Yani ben kendi istediğim için mi öğreniyorum, yoksa dışarıdan biri “Şunu senin öğrenmen gerekiyor”, dediği için mi? Bunu psikolojide iç güdülenme, dış güdülenme başlığı altında incelerler. Başkası istediği için öğreniyorsam şevkim uzun sürmez. Ama kendim merak edip araştırıyorsam gece gündüz üstünde çalışırım, hiç yorulmam…
Zihnim nasıl İşliyor?
“Zihnim nasıl işliyor?” diye düşünüp kendime baktığımda şunu görüyorum: Ben olayların, malumatın değil; farkındalıkların, ilişkilerin peşindeyim. Çünkü anlam ilişkide yatıyor. Ben öğrenirken bir konunun öyküsünü öğreniyorum aslında. Öykü bilgilerin, deneyimlerin ve olayların anlamını bulduğu ilişkiler bütünüdür. Ben de okurken yazarın ve anlattığı konunun öyküsünü keşfetmeye özen gösteriyorum.

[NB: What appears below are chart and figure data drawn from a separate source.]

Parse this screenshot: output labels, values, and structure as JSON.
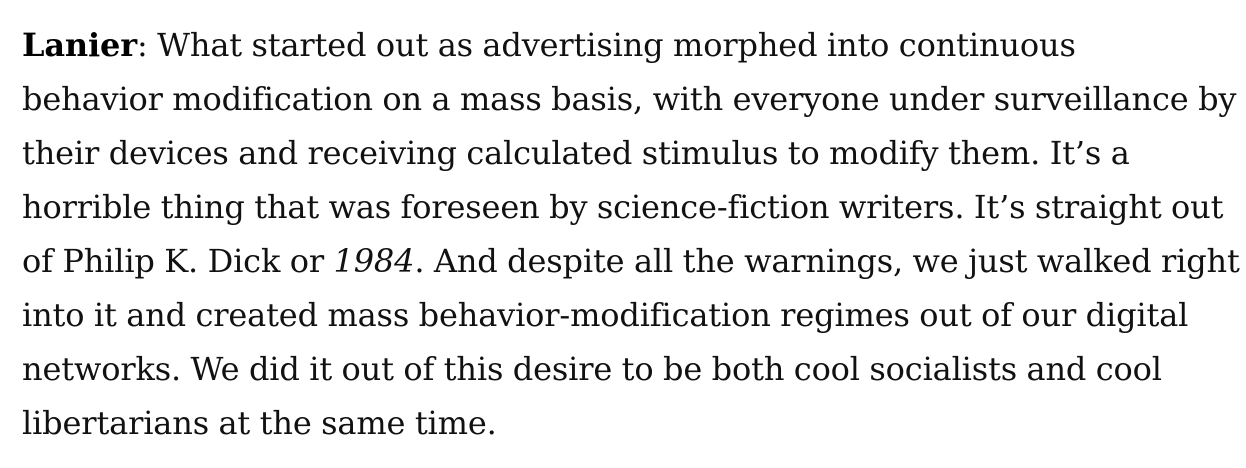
{
  "article": {
    "speaker": "Lanier",
    "lines": [
      {
        "text": ": What started out as advertising morphed into continuous"
      },
      {
        "text": "behavior modification on a mass basis, with everyone under surveillance by"
      },
      {
        "text": "their devices and receiving calculated stimulus to modify them. It’s a"
      },
      {
        "text": "horrible thing that was foreseen by science-fiction writers. It’s straight out"
      },
      {
        "before": "of Philip K. Dick or ",
        "italic": "1984",
        "after": ". And despite all the warnings, we just walked right"
      },
      {
        "text": "into it and created mass behavior-modification regimes out of our digital"
      },
      {
        "text": "networks. We did it out of this desire to be both cool socialists and cool"
      },
      {
        "text": "libertarians at the same time."
      }
    ]
  }
}
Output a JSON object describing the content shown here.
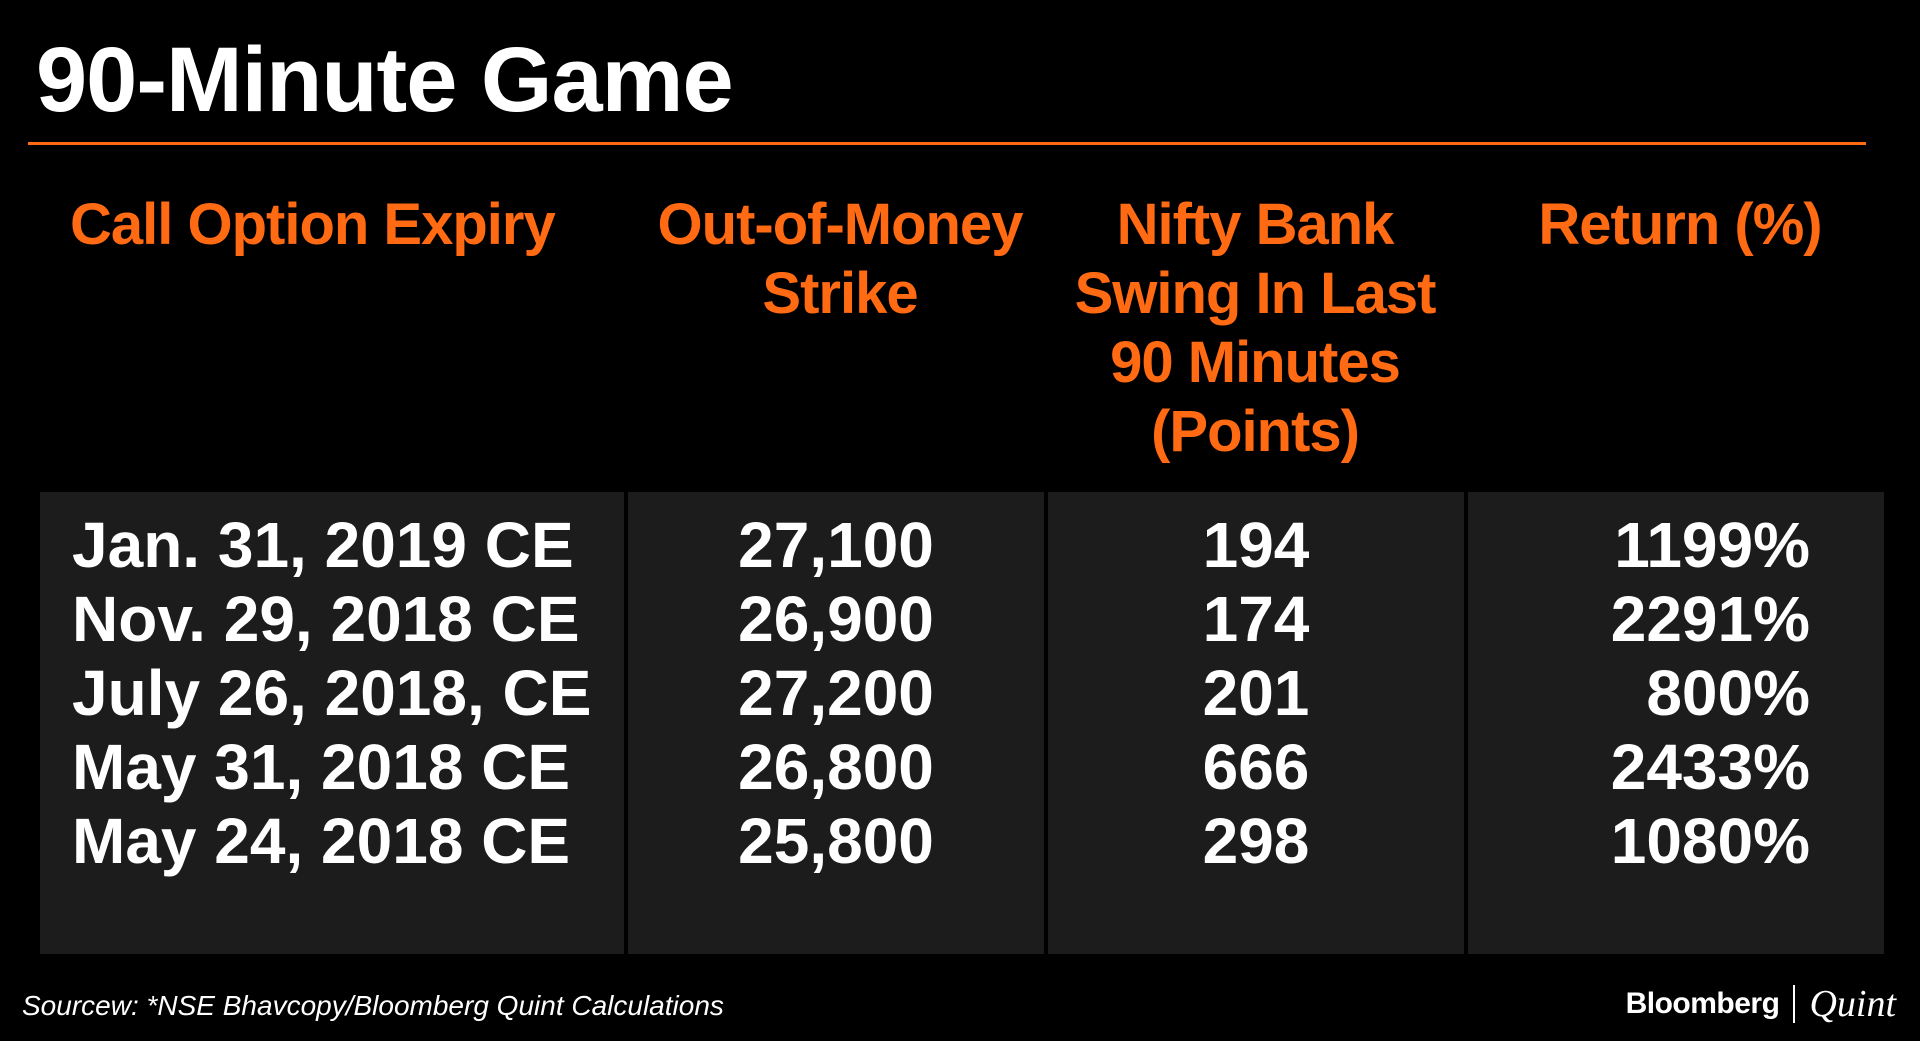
{
  "title": "90-Minute Game",
  "colors": {
    "background": "#000000",
    "accent": "#ff6a13",
    "text": "#ffffff",
    "cell_background": "#1c1c1c"
  },
  "chart_data": {
    "type": "table",
    "title": "90-Minute Game",
    "columns": [
      "Call Option Expiry",
      "Out-of-Money Strike",
      "Nifty Bank Swing In Last 90 Minutes (Points)",
      "Return (%)"
    ],
    "rows": [
      [
        "Jan. 31, 2019 CE",
        "27,100",
        "194",
        "1199%"
      ],
      [
        "Nov. 29, 2018 CE",
        "26,900",
        "174",
        "2291%"
      ],
      [
        "July 26, 2018, CE",
        "27,200",
        "201",
        "800%"
      ],
      [
        "May 31, 2018 CE",
        "26,800",
        "666",
        "2433%"
      ],
      [
        "May 24, 2018 CE",
        "25,800",
        "298",
        "1080%"
      ]
    ]
  },
  "source": "Sourcew: *NSE Bhavcopy/Bloomberg Quint Calculations",
  "logo": {
    "primary": "Bloomberg",
    "secondary": "Quint"
  }
}
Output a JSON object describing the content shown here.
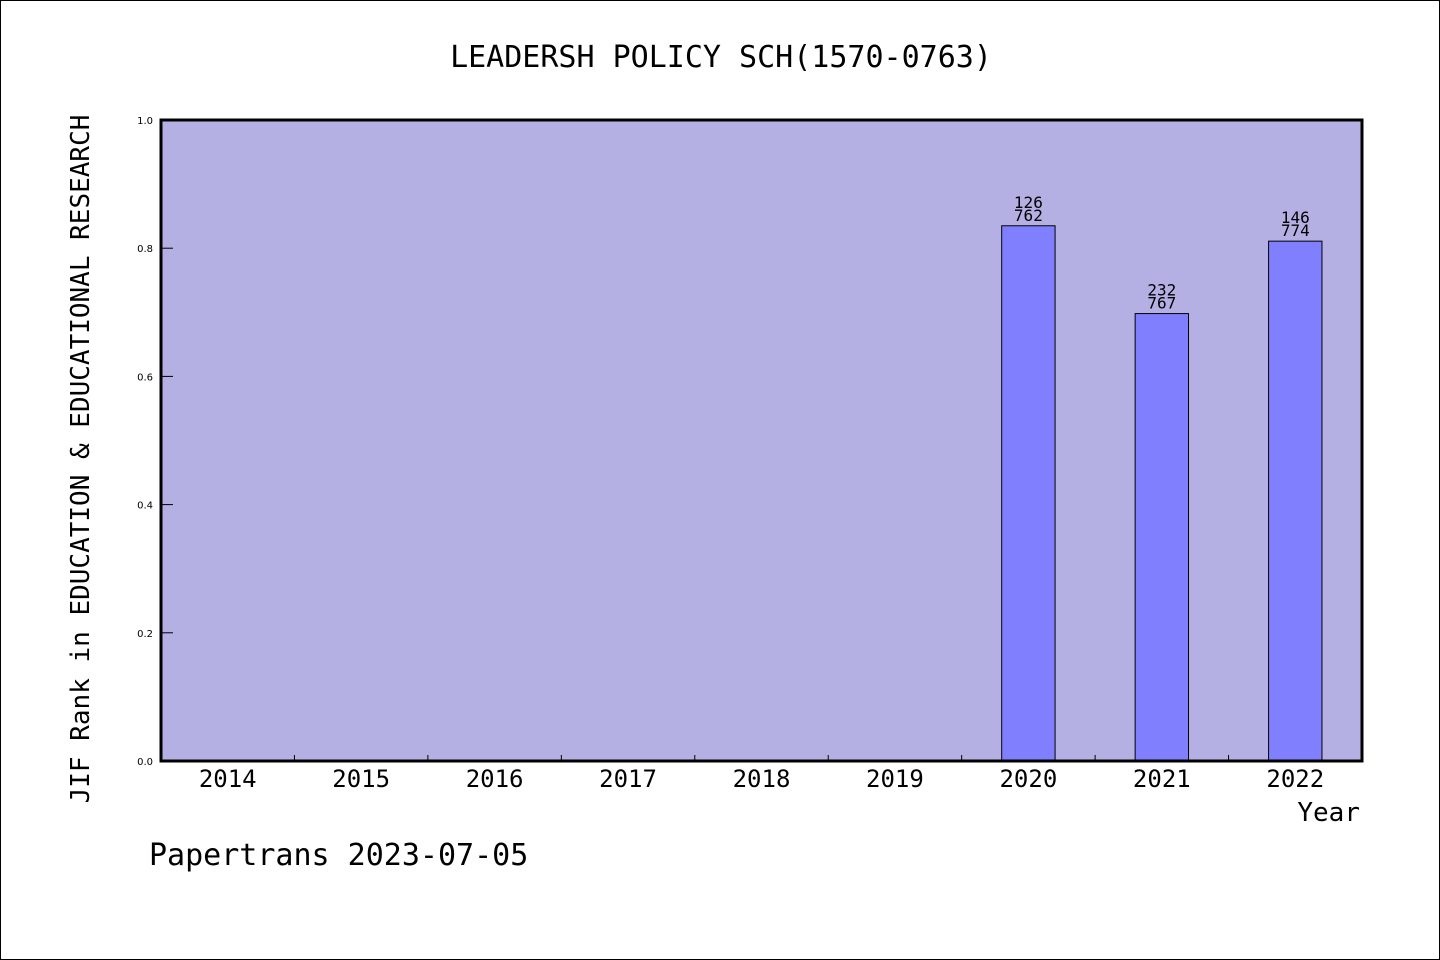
{
  "chart_data": {
    "type": "bar",
    "title": "LEADERSH POLICY SCH(1570-0763)",
    "xlabel": "Year",
    "ylabel": "JIF Rank in EDUCATION & EDUCATIONAL RESEARCH",
    "categories": [
      "2014",
      "2015",
      "2016",
      "2017",
      "2018",
      "2019",
      "2020",
      "2021",
      "2022"
    ],
    "values": [
      null,
      null,
      null,
      null,
      null,
      null,
      0.835,
      0.698,
      0.811
    ],
    "bar_labels": [
      null,
      null,
      null,
      null,
      null,
      null,
      {
        "rank": "126",
        "total": "762"
      },
      {
        "rank": "232",
        "total": "767"
      },
      {
        "rank": "146",
        "total": "774"
      }
    ],
    "ylim": [
      0,
      1.0
    ],
    "yticks": [
      "0.0",
      "0.2",
      "0.4",
      "0.6",
      "0.8",
      "1.0"
    ],
    "grid": false,
    "colors": {
      "plot_background": "#b5b0e3",
      "bar_fill": "#8080ff",
      "bar_stroke": "#000000"
    }
  },
  "footer": {
    "source_text": "Papertrans 2023-07-05"
  }
}
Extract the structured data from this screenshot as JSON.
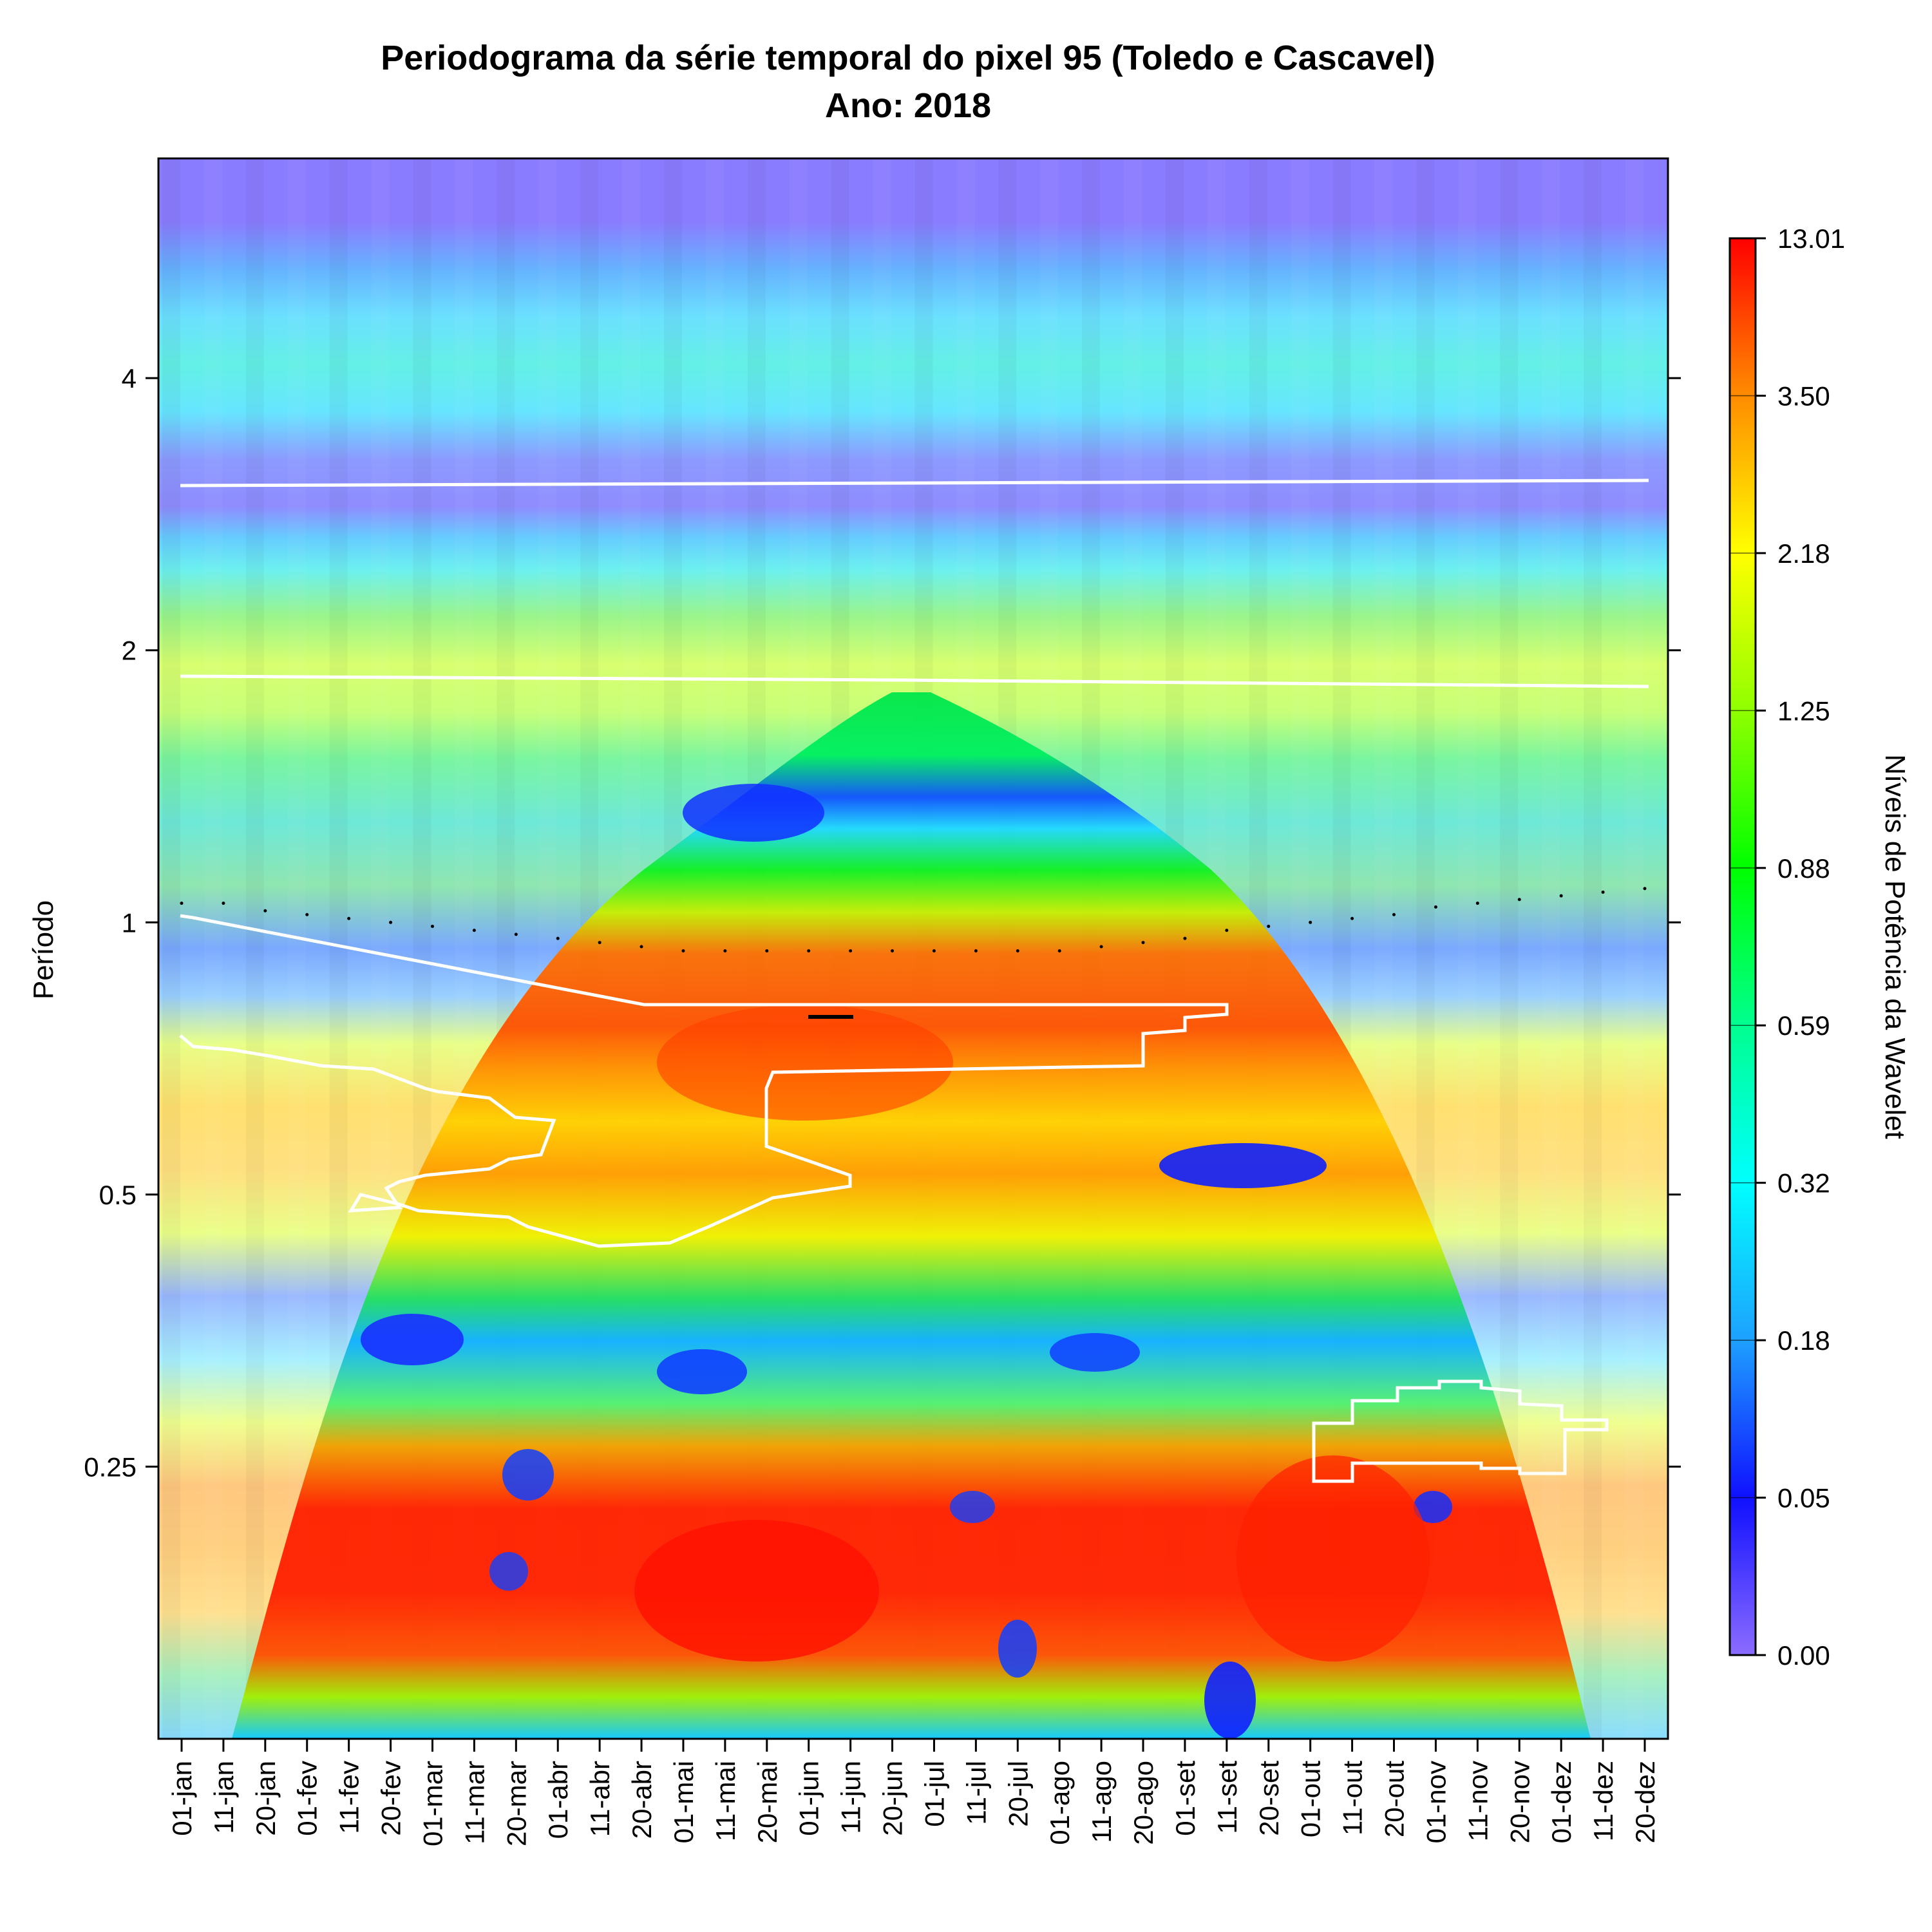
{
  "chart_data": {
    "type": "heatmap",
    "title": "Periodograma da série temporal do pixel 95 (Toledo e Cascavel)",
    "subtitle": "Ano: 2018",
    "ylabel": "Período",
    "colorbar_label": "Níveis de Potência da Wavelet",
    "y_scale": "log2",
    "ylim": [
      0.125,
      7.0
    ],
    "x_ticks": [
      "01-jan",
      "11-jan",
      "20-jan",
      "01-fev",
      "11-fev",
      "20-fev",
      "01-mar",
      "11-mar",
      "20-mar",
      "01-abr",
      "11-abr",
      "20-abr",
      "01-mai",
      "11-mai",
      "20-mai",
      "01-jun",
      "11-jun",
      "20-jun",
      "01-jul",
      "11-jul",
      "20-jul",
      "01-ago",
      "11-ago",
      "20-ago",
      "01-set",
      "11-set",
      "20-set",
      "01-out",
      "11-out",
      "20-out",
      "01-nov",
      "11-nov",
      "20-nov",
      "01-dez",
      "11-dez",
      "20-dez"
    ],
    "y_ticks": [
      {
        "value": 0.25,
        "label": "0.25"
      },
      {
        "value": 0.5,
        "label": "0.5"
      },
      {
        "value": 1,
        "label": "1"
      },
      {
        "value": 2,
        "label": "2"
      },
      {
        "value": 4,
        "label": "4"
      }
    ],
    "colorbar_levels": [
      "0.00",
      "0.05",
      "0.18",
      "0.32",
      "0.59",
      "0.88",
      "1.25",
      "2.18",
      "3.50",
      "13.01"
    ],
    "colorbar_colors": [
      "#8c6cff",
      "#1010ff",
      "#1ea0ff",
      "#00ffff",
      "#00ff90",
      "#00ff00",
      "#90ff00",
      "#ffff00",
      "#ff8c00",
      "#ff0000"
    ],
    "power_bands": [
      {
        "period": 6.0,
        "level": 0.0
      },
      {
        "period": 3.0,
        "level": 2.0
      },
      {
        "period": 2.0,
        "level": 0.4
      },
      {
        "period": 1.5,
        "level": 0.0
      },
      {
        "period": 1.0,
        "level": 3.5
      },
      {
        "period": 0.6,
        "level": 4.0
      },
      {
        "period": 0.4,
        "level": 0.3
      },
      {
        "period": 0.2,
        "level": 9.0
      }
    ],
    "cone_of_influence_peak_period": 2.1,
    "ridge_period": [
      1.05,
      1.05,
      1.03,
      1.02,
      1.01,
      1.0,
      0.99,
      0.98,
      0.97,
      0.96,
      0.95,
      0.94,
      0.93,
      0.93,
      0.93,
      0.93,
      0.93,
      0.93,
      0.93,
      0.93,
      0.93,
      0.93,
      0.94,
      0.95,
      0.96,
      0.98,
      0.99,
      1.0,
      1.01,
      1.02,
      1.04,
      1.05,
      1.06,
      1.07,
      1.08,
      1.09
    ]
  }
}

➤Peki siz kimin öyküsünü anlatıyorsunuz?
Doğan Hoca şöyle der:
“Zaman yönetimini öğrenin… Günlük, haftalık, aylık, yıllık, beş yıllık, on yıllık planlamalar yapın. Şimdi burada yaşarken, düşüncelerinizin, sözlerinizin, eylemlerinizin ve bunların arkasındaki kararlarınızın bir gelecek oluşturduğunu bilin. Kullandığınız her kelime, her davranışınız, her seçim kendine özgü bir gelecek oluşturuyor. ” —Doğan Cüceloğlu
Kendi yaşamsal yolunuzu seçin ve zamanı nasıl kullanacağınızı bilin… Ben de günlük işleri bitirince yanına çentik atıyorum. Her çentikten sonra kalkıp, yaratıcı enerjimi dönüştürmek için yürüme meditasyonu yapıyorum. Sistemli çalışmak, bana iyi geliyor.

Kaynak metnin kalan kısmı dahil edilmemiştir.